Half of LLM users (49%) think the models they use are smarter than they are, including 26% who think their LLMs are “a lot smarter.” Another 18% think LLMs are as smart as they are. Here are some of the other attributes they see:

  • Confident: 57% say the main LLM they use seems to act in a confident way.
  • Reasoning: 39% say the main LLM they use shows the capacity to think and reason at least some of the time.
  • Sense of humor: 32% say their main LLM seems to have a sense of humor.
  • Morals: 25% say their main model acts like it makes moral judgments about right and wrong at least sometimes. Sarcasm: 17% say their prime LLM seems to respond sarcastically.
  • Sad: 11% say the main model they use seems to express sadness, while 24% say that model also expresses hope.
218 comments
  • LLMs are made to mimic how we speak, and some can even pass the Turing test, so I'm not surprised that people who don't know better think of these LLMs as conscious in some way or another.

    It's not a necessarily a fault on those people, it's a fault on how LLMs are purposefully misadvertised to the masses

  • "Half of LLM users " beleive this. Which is not to say that people who understand how flawed LLMs are, or what their actual function is, do not use LLMs and therefore arent i cluded in this statistic?
    This is kinda like saying '60% of people who pay for their daily horoscope beleive it is an accurate prediction'.

  • If we are talking about American adults, I guess they might be right.

  • Well, if somebody thinks this, it's kind of true isn't it?

    • No. People think things that aren't smarter than them are all the time.

  • Given the US adults I see on the internet, I would hazard a guess that they're right.
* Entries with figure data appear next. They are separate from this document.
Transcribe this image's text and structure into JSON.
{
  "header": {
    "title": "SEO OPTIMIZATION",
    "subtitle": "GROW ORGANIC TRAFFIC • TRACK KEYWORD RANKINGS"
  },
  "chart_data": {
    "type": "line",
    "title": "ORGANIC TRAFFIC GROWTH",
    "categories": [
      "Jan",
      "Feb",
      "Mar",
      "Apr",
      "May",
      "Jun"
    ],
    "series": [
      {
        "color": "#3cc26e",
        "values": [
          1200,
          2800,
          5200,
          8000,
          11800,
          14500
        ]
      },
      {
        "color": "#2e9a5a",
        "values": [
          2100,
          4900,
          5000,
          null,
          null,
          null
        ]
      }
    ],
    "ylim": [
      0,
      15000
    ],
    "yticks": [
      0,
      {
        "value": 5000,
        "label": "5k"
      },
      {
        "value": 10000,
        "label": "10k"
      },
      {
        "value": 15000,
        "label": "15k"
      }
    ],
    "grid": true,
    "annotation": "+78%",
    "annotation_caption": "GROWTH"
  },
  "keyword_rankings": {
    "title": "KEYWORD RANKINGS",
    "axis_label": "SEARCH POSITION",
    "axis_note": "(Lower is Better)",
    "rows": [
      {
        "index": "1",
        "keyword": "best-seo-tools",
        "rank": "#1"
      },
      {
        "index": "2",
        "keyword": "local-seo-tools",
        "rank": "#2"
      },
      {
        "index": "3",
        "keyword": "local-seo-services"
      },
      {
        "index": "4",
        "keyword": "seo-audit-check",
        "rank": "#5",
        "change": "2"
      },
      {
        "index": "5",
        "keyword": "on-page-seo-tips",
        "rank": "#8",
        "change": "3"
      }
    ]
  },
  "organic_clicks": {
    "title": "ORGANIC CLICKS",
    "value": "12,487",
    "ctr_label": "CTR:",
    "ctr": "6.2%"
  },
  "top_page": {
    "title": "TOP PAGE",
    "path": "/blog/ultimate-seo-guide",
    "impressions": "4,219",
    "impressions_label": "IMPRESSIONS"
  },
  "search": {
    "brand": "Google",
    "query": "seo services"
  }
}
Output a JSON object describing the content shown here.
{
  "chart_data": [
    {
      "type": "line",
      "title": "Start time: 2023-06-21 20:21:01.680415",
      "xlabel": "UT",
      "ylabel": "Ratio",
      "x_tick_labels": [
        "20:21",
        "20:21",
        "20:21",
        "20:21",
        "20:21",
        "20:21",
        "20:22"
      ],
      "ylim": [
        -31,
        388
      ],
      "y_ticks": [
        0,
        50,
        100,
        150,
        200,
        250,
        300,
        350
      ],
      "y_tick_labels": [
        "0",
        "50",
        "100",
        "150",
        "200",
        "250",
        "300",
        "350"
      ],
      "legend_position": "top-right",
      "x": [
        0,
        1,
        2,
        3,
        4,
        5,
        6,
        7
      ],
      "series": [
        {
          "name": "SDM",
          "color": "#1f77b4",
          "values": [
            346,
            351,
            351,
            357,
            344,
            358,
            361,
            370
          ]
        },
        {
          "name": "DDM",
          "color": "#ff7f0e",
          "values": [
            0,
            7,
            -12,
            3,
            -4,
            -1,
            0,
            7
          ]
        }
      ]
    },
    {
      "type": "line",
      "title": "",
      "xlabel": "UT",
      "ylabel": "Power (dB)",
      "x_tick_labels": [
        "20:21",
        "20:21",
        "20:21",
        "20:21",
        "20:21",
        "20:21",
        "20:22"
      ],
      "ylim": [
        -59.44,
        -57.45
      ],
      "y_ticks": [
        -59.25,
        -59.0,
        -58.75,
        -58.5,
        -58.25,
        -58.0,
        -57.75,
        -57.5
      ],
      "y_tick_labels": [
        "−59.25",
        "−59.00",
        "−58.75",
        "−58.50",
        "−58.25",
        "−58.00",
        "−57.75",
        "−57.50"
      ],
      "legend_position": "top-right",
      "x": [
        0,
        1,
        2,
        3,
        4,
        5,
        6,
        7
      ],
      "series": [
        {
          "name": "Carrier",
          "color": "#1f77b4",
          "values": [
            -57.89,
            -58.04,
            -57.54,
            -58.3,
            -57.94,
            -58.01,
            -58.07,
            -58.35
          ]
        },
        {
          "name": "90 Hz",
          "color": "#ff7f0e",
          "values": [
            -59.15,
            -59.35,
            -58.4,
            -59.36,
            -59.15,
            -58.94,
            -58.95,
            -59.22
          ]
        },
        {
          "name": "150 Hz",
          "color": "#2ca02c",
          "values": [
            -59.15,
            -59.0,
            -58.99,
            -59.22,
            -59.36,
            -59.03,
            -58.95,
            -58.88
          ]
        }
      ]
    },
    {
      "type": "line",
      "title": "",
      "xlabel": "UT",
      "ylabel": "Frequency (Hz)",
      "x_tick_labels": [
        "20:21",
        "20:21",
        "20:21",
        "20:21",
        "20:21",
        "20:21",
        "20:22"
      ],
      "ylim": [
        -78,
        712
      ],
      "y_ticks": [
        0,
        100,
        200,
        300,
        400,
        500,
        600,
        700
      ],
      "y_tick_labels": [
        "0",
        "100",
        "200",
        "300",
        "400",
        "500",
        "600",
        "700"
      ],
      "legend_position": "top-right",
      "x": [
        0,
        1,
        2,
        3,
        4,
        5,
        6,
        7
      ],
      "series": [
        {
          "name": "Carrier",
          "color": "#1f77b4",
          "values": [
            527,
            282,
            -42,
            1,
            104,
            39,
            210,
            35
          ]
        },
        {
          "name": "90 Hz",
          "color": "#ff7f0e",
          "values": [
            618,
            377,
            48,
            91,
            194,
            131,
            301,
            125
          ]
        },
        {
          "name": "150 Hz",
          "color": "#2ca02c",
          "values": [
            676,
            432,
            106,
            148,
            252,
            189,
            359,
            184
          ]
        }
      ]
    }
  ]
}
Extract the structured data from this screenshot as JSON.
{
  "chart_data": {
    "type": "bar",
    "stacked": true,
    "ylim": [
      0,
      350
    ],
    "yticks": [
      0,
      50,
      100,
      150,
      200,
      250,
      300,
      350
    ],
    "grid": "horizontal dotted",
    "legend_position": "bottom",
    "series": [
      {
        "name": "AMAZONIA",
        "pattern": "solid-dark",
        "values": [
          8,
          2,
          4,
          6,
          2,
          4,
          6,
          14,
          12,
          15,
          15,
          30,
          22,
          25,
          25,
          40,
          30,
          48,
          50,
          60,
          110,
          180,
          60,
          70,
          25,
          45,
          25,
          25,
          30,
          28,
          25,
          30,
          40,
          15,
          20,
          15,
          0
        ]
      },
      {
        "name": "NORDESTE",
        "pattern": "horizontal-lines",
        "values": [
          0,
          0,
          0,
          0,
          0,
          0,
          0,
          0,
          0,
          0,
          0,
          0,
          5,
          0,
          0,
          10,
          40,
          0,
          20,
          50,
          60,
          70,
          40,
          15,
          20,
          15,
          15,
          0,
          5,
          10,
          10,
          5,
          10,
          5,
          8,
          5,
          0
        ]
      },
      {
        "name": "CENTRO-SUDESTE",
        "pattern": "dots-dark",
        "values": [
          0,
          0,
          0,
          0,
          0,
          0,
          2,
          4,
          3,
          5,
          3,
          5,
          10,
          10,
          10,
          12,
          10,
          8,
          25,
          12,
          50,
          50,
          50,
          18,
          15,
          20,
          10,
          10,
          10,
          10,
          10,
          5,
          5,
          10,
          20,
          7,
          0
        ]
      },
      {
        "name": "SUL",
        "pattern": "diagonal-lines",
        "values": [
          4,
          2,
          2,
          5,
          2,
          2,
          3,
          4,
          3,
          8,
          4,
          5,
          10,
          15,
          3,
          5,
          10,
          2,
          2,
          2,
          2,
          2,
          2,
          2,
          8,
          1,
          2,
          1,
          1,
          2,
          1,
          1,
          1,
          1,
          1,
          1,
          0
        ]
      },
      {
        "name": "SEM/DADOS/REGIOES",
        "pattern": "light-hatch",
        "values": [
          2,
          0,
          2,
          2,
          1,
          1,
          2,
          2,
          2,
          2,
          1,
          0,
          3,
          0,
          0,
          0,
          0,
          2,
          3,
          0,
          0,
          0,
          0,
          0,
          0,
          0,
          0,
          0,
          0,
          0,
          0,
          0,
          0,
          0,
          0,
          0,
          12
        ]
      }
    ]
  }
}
  • Just a thought, perhaps instead of considering the mental and educational state of the people without power to significantly affect this state, we should focus on the people who have power.

    For example, why don't LLM providers explicitly and loudly state, or require acknowledgement, that their products are just imitating human thought and make significant mistakes regularly, and therefore should be used with plenty of caution?

    It's a rhetorical question, we know why, and I think we should focus on that, not on its effects. It's also much cheaper and easier to do than refill years of quality education in individuals heads.

  • Aside from the unfortunate name of the university, I think that part of why LLMs may be perceived as smart or 'smarter' is because they are very articulate and, unless prompted otherwise, use proper spelling and grammar, and tend to structure their sentences logically.

    Which 'smart' humans may not do, out of haste or contextual adaptation.

  • I wasn't sure from the title if it was "Nearly half of U.S. adults believe LLMs are smarter than [the US adults] are." or "Nearly half of U.S. adults believe LLMs are smarter than [the LLMs actually] are." It's the former, although you could probably argue the latter is true too.

    Either way, I'm not surprised that people rate LLMs intelligence highly. They obviously have limited scope in what they can do, and hallucinating false info is a serious issue, but you can ask them a lot of questions that your typical person couldn't answer and get a decent answer. I feel like they're generally good at meeting what people's expectations are of a "smart person", even if they have major shortcomings in other areas.